Mer. Lug 6th, 2022

Addio Italia. È quello che ormai tutte le aziende che hanno fatto la storia della nostra industria dicono al nostro paese. Hanno ragione: sono esasperate dalla enorme burocrazia, sono asfissiate dal fisco opprimente. Scappano via.

Ora anche il dado lascia l’Italia, se ne vanno in Portogallo. Lì il costo della manodopera è più basso e si pagano meno tasse.

Il dado Knorr non sarà più prodotto a Sanguinetto, in provincia di Verona, ma nel Paese della penisola iberica.
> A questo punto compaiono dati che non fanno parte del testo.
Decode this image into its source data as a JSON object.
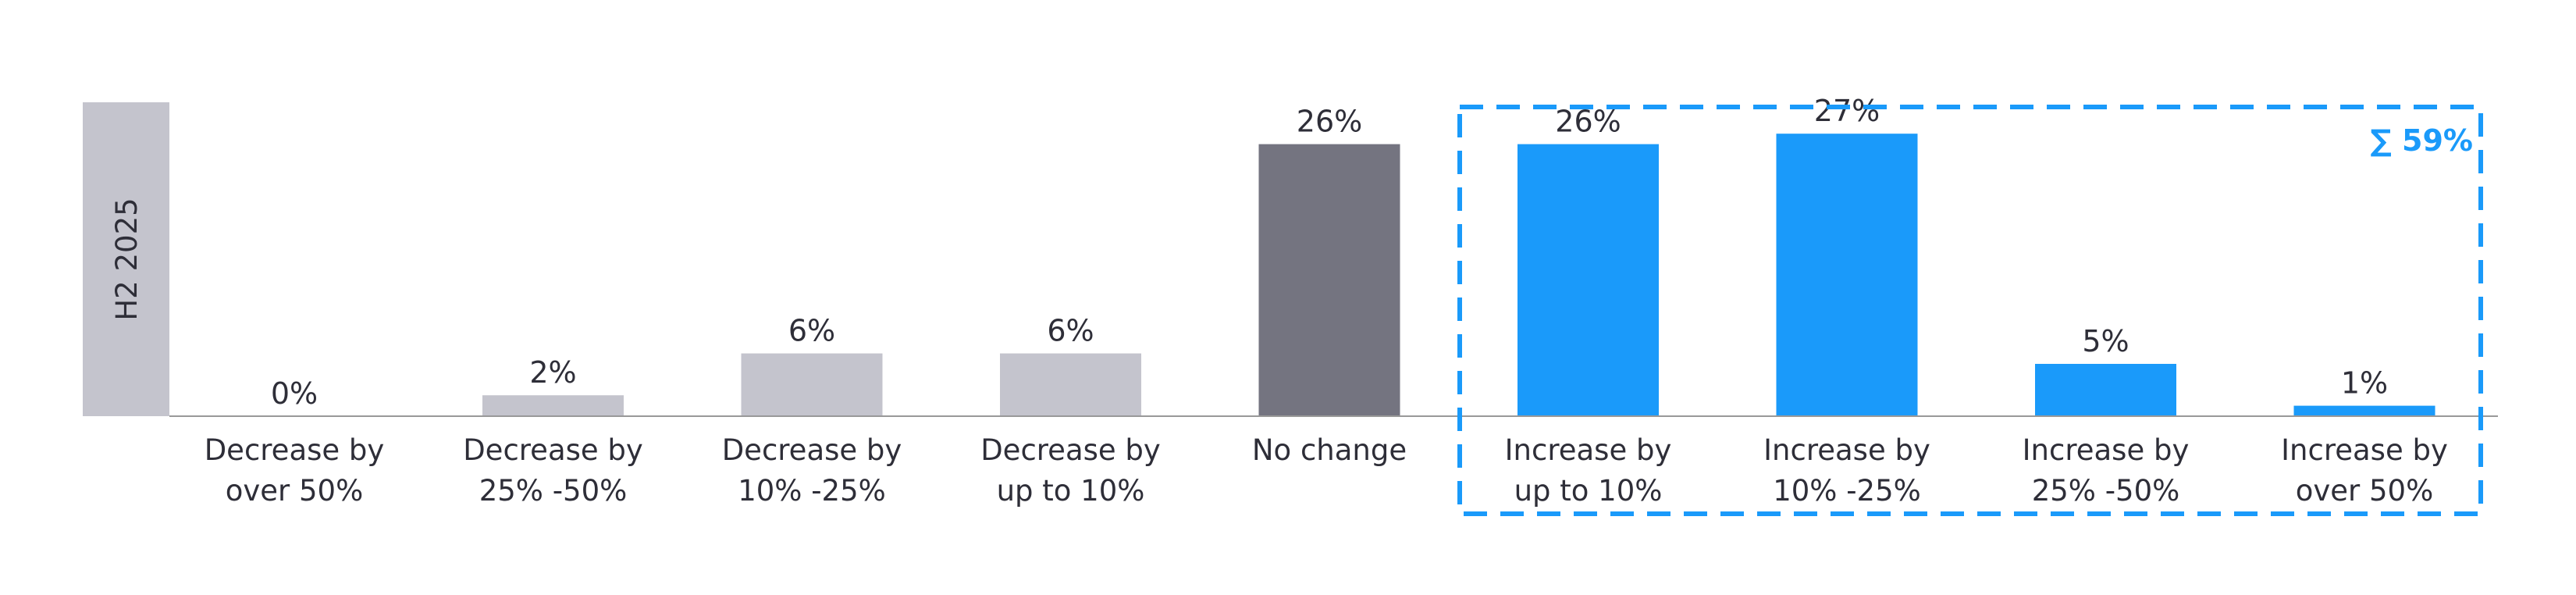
{
  "chart_data": {
    "type": "bar",
    "title": "",
    "xlabel": "",
    "ylabel": "",
    "series_label": "H2 2025",
    "ylim": [
      0,
      30
    ],
    "categories": [
      [
        "Decrease by",
        "over 50%"
      ],
      [
        "Decrease by",
        "25% -50%"
      ],
      [
        "Decrease by",
        "10% -25%"
      ],
      [
        "Decrease by",
        "up to 10%"
      ],
      [
        "No change"
      ],
      [
        "Increase by",
        "up to 10%"
      ],
      [
        "Increase by",
        "10% -25%"
      ],
      [
        "Increase by",
        "25% -50%"
      ],
      [
        "Increase by",
        "over 50%"
      ]
    ],
    "values": [
      0,
      2,
      6,
      6,
      26,
      26,
      27,
      5,
      1
    ],
    "value_labels": [
      "0%",
      "2%",
      "6%",
      "6%",
      "26%",
      "26%",
      "27%",
      "5%",
      "1%"
    ],
    "bar_colors": [
      "#c4c4cd",
      "#c4c4cd",
      "#c4c4cd",
      "#c4c4cd",
      "#747480",
      "#1a9afa",
      "#1a9afa",
      "#1a9afa",
      "#1a9afa"
    ],
    "highlight": {
      "label": "∑ 59%",
      "categories_from": 5,
      "categories_to": 8,
      "color": "#1a9afa"
    },
    "grid": false,
    "legend": "none"
  },
  "colors": {
    "text": "#2e2e38",
    "axis": "#999999",
    "side_panel": "#c4c4cd",
    "accent": "#1a9afa"
  }
}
Unilever ha infatti deciso di spostare la produzione. La scelta della multinazionale olandese-britannica, che dal 2000 è proprietaria del marchio, è categorica. È previsto il licenziamento collettivo di 76 dei 161 addetti. Dalla direzione di Unilever Italia precisano che la scelta sarebbe motivata da “una diminuzione del fatturato di più del 10 per cento in due anni, nel settore dei dadi tradizionali e dall’esigenza di rispondere alle mutate esigenze del mercato”. Da qui la decisione di consolidare la produzione in siti strategici o collegati ai mercati locali.

Cgil, Cisl e Uil sono sul piede di guerra e stanno concordando azioni di protesta. Temono esista già “un piano per cessare ogni attività” nella fabbrica italiana “dove non si fanno investimenti da circa 5 anni”, e questo nonostante gli sforzi sostenuti soprattutto dai lavoratori.